Volatility is the price investors must pay in the search for higher future returns in capital markets. The reminder that volatility and risk - is indeed quite real - has been brought to the forefront the last several months. First with prices rapidly declining, and then rebounding in the global equity markets. To many savvy investors with taxable investment accounts, the declines we saw in February and March (and quite possibly going forward still for some time) may have actually presented opportunities. One such opportunity has been to capture valuable tax losses from their investments. However, these same investors need to be especially careful to navigate the wash sale rules of the Internal Revenue Code (IRC) Section 1091, or their tax loss strategy may have all been for nothing.

Refresher on capital losses

Before explaining what exactly a wash sale is, and why it is especially relevant now, we need to understand why someone would be enticed to sell at a loss in the first place. Taxpayers that sell an investment for a loss in a taxable brokerage account may typically be able to take that loss as a tax deduction, subject to certain limitations. The limitations are generally that losses can be used to offset any other realized gains (investments sold at a gain) plus up to an additional $3,000 of losses they may have taken, which can be used to offset other regular income on their tax returns. Losses above and beyond $3,000 (for married filing jointly, or single taxpayers) more than any realized gains can be carried forward to future tax years if unused in the current year. As such, many investors that experienced a steep decline in their taxable investment portfolio at some point this year, may have decided to sell an investment at a loss to capture the associated tax benefit if they were paying attention.

wash sales

After selling though, what if an investor wants to reinvest to remain invested in the market? Generally, this is exactly what an investor should be doing if their financial plan dictates doing so. Reinvesting proceeds back into the broader market helps avoid missing any potential recovery. What many investors are not as familiar with however, is that if they purchased the same or substantially identical security as the originally held investment within 30 days before or 30 days after the sale date, that the loss from their sale would be disallowed due to the wash sale rule of IRC Section 1091.

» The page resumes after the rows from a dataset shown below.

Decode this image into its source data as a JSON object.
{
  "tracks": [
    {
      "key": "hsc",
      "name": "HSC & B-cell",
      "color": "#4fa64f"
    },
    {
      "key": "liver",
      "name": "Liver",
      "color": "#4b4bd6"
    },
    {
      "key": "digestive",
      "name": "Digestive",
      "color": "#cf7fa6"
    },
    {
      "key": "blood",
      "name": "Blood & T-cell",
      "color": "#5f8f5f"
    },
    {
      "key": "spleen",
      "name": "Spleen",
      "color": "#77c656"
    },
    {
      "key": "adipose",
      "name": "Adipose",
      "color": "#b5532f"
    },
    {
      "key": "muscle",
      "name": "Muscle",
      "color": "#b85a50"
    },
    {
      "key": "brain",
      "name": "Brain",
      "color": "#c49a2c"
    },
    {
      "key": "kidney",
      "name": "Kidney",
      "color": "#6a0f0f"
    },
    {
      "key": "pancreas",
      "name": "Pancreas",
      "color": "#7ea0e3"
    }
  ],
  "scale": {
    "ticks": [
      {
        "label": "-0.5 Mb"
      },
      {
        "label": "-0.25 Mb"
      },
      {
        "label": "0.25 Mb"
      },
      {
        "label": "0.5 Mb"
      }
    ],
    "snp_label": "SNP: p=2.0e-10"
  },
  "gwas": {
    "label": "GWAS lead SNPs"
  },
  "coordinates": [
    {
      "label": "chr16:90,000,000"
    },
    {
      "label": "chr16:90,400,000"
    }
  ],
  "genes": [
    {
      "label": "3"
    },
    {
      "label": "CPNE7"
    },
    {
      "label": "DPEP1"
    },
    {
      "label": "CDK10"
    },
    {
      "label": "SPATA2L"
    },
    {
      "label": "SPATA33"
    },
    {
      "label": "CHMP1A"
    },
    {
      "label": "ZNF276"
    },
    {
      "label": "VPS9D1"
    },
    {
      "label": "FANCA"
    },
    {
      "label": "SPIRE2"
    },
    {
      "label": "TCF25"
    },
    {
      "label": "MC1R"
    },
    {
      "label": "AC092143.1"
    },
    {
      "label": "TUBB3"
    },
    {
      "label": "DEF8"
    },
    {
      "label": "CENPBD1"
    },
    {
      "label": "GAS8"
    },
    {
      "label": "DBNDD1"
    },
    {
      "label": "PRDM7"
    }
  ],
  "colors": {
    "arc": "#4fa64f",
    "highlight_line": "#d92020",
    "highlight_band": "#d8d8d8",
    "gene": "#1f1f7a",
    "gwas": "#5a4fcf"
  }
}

The IRS defines a wash sale as "a sale of stock or securities at a loss within 30 days before or after you buy or acquire in a fully taxable trade, or acquire a contract or option to buy, substantially identical stock or securities." The wash sale rule under IRC Section 1091 exists to prevent investors from generating, and recognizing, “artificial losses” in situations where they do not intend to reduce their holdings in the securities that are sold - even if they determine this after the fact from when they first sold. The loss on the sale is deferred until the replacement shares of the substantially identical security is sold.

Going a step further, investors need to be aware of these rules within their retirement accounts and when engaging in any options or similar derivative contracts for a given security. There are also nuanced attribution and consolidation rules that need to be monitored between spouses and related entities and businesses.

An Example

You purchase 1,000 shares of ABC Inc. for $10 per share. You eventually sell these shares for $7 per share, creating a $3 per share loss - or $3,000 total capital loss from the transaction. After you sell though, the price quickly rises back up to $9 per share, within 30 days of your initial sale. Considering you had originally purchased this stock for $10 per share and see the recent rise of the stock, you fear you may miss out and so you quickly repurchase 1,000 shares for $9 per share. Doing so however prevents you from taking the $3,000 loss you had already realized. Instead that $3,000 loss gets added to the cost basis of your new purchase. So rather than having a $3,000 loss and new shares with a total cost of $9,000 (1,000 * $9), you would have $0 loss and a total cost of $12,000.

Overall, wash sales can be a confusing and nuanced area of the tax code for individual investors and taxpayers when confronted with them in reality. When markets are volatile and prices are moving with more velocity than usual, there are increased opportunities for savvy tax-loss-harvesting strategies, but without proper execution and monitoring it can also lead to increased opportunities for unwanted wash sales. While losses deferred by wash sales will eventually be realized by a taxpayer in most instances, avoiding them in the first place is often preferred to more likely maximize investment performance. We encourage investors and taxpayers to consult or work with a financial or tax professional that is well-versed and capable of navigating the wash sales rules when managing an investment portfolio.